The first few pitch sessions were a bit of a shock to the system nonetheless, as no matter how much fitness you do it's hard to replicate the full demands of training. Still, it was good to be back in the mix again.
Midweek brought the sad news that Paul O'Connell was being forced to hang up his boots. It brought the curtain down on a seismic career, including two Heineken Cups, a Grand Slam, two Six Nations championships and two Lions tours.
Generally, there are two types of second-row - the grunt second-row who is usually behind the tighthead and provides ballast around the park, and the lighter rangier one who runs the lineout. Uniquely, Paulie could do both roles, and he probably was the best scrummaging lock I've ever worked with and I've worked with a few!
On several occasions, I was saved from a bad engagement by his strength, like having a railway sleeper behind you. That was one of his greatest attributes - he could make the players around him look better than they were, and it's why he'll be up there with the greatest to ever wear the green jersey.
Training went well during the week, I hit my first series of scrums in eight weeks and was disgusted with how much my neck and shoulders hurt the following day!
I wasn't the only one on the comeback trail. Cian Healy had also been passed fit so the two of us had the pleasure of taking to the field once again in each other's company. The match against Zebre ended up being a bit of a blow-out - tough on Zebre as they probably wouldn't have the squad depth to buffer against international call-ups.
The result put us in a good place and we're a couple of points off the top of the Pro12 with a game in hand. The sequence of games during the Six Nations is critical to making sure that you're in a good spot in the league when the international players return, and it's usually a great opportunity for younger, less experienced players.
Players like Adam Byrne, Cian Kelleher and Dan Leavy would have benefited and the run will serve them well going forward.
I actually didn't get to see much of the Ireland-France match as my son so happened to have his fifth birthday party that day. He's a little rugby-obsessed (can't imagine why), so his mother had arranged a little rugby training session run by a company called Rugbytots for himself and 15 of his closest friends before they stuffed their faces with cake. There was no TV available but myself and a couple of the other dads could be found huddled around one phone, watching a stream of the game. The result didn't put us in a great mood but I know from experience that the disappointment in the dressing room would have been ten times worse.
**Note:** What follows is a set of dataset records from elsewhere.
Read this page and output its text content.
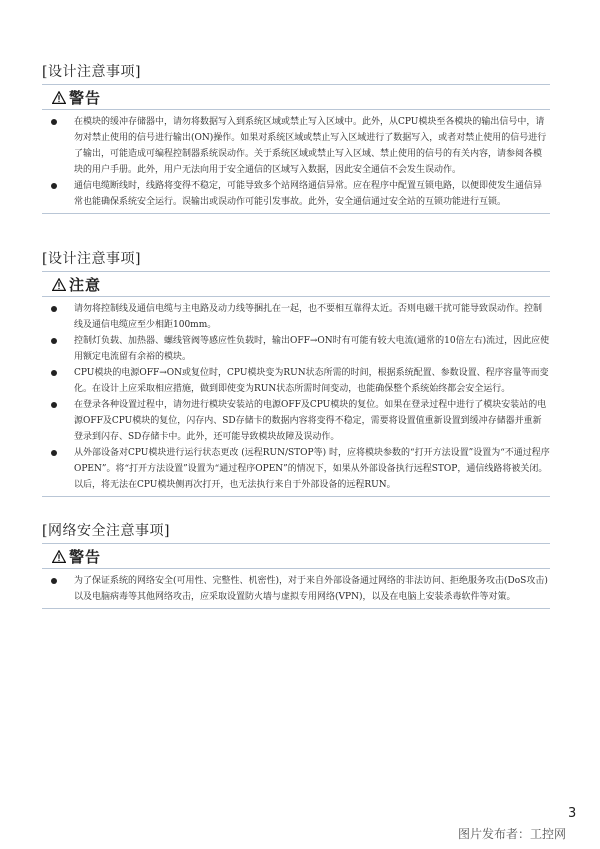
[设计注意事项]
警告
在模块的缓冲存储器中，请勿将数据写入到系统区域或禁止写入区域中。此外，从CPU模块至各模块的输出信号中，请勿对禁止使用的信号进行输出(ON)操作。如果对系统区域或禁止写入区域进行了数据写入，或者对禁止使用的信号进行了输出，可能造成可编程控制器系统误动作。关于系统区域或禁止写入区域、禁止使用的信号的有关内容，请参阅各模块的用户手册。此外，用户无法向用于安全通信的区域写入数据，因此安全通信不会发生误动作。
通信电缆断线时，线路将变得不稳定，可能导致多个站网络通信异常。应在程序中配置互锁电路，以便即使发生通信异常也能确保系统安全运行。误输出或误动作可能引发事故。此外，安全通信通过安全站的互锁功能进行互锁。
[设计注意事项]
注意
请勿将控制线及通信电缆与主电路及动力线等捆扎在一起，也不要相互靠得太近。否则电磁干扰可能导致误动作。控制线及通信电缆应至少相距100mm。
控制灯负载、加热器、螺线管阀等感应性负载时，输出OFF→ON时有可能有较大电流(通常的10倍左右)流过，因此应使用额定电流留有余裕的模块。
CPU模块的电源OFF→ON或复位时，CPU模块变为RUN状态所需的时间，根据系统配置、参数设置、程序容量等而变化。在设计上应采取相应措施，做到即使变为RUN状态所需时间变动，也能确保整个系统始终都会安全运行。
在登录各种设置过程中，请勿进行模块安装站的电源OFF及CPU模块的复位。如果在登录过程中进行了模块安装站的电源OFF及CPU模块的复位，闪存内、SD存储卡的数据内容将变得不稳定，需要将设置值重新设置到缓冲存储器并重新登录到闪存、SD存储卡中。此外，还可能导致模块故障及误动作。
从外部设备对CPU模块进行运行状态更改 (远程RUN/STOP等) 时，应将模块参数的“打开方法设置”设置为“不通过程序OPEN”。将“打开方法设置”设置为“通过程序OPEN”的情况下，如果从外部设备执行远程STOP，通信线路将被关闭。以后，将无法在CPU模块侧再次打开，也无法执行来自于外部设备的远程RUN。
[网络安全注意事项]
警告
为了保证系统的网络安全(可用性、完整性、机密性)，对于来自外部设备通过网络的非法访问、拒绝服务攻击(DoS攻击)以及电脑病毒等其他网络攻击，应采取设置防火墙与虚拟专用网络(VPN)，以及在电脑上安装杀毒软件等对策。
3
图片发布者：工控网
The bad feeling from a loss like that lingers, it stings you for days after, even when you think that you've gotten over it. Losing Sean O'Brien early in the game didn't help; I'd been looking forward to seeing how he'd go in tandem with CJ Stander.
The French were fairly lucky to keep 15 on the pitch, but they kept the pressure on and it told in the end. It makes the game against England even more critical, and I'm sure the lads won't be lacking motivation to get our first win over there since 2010.
As for me, there's a game against Cardiff this weekend that takes priority. I've never played on an artificial surface before, and it's not an honour I'm sure I want! There's something pure and simple about grass and mud, and getting your face covered in rubber crumb just isn't the same.
We've only one focus, and that's to maintain our place in the top four to give us a shot at some silverware in May.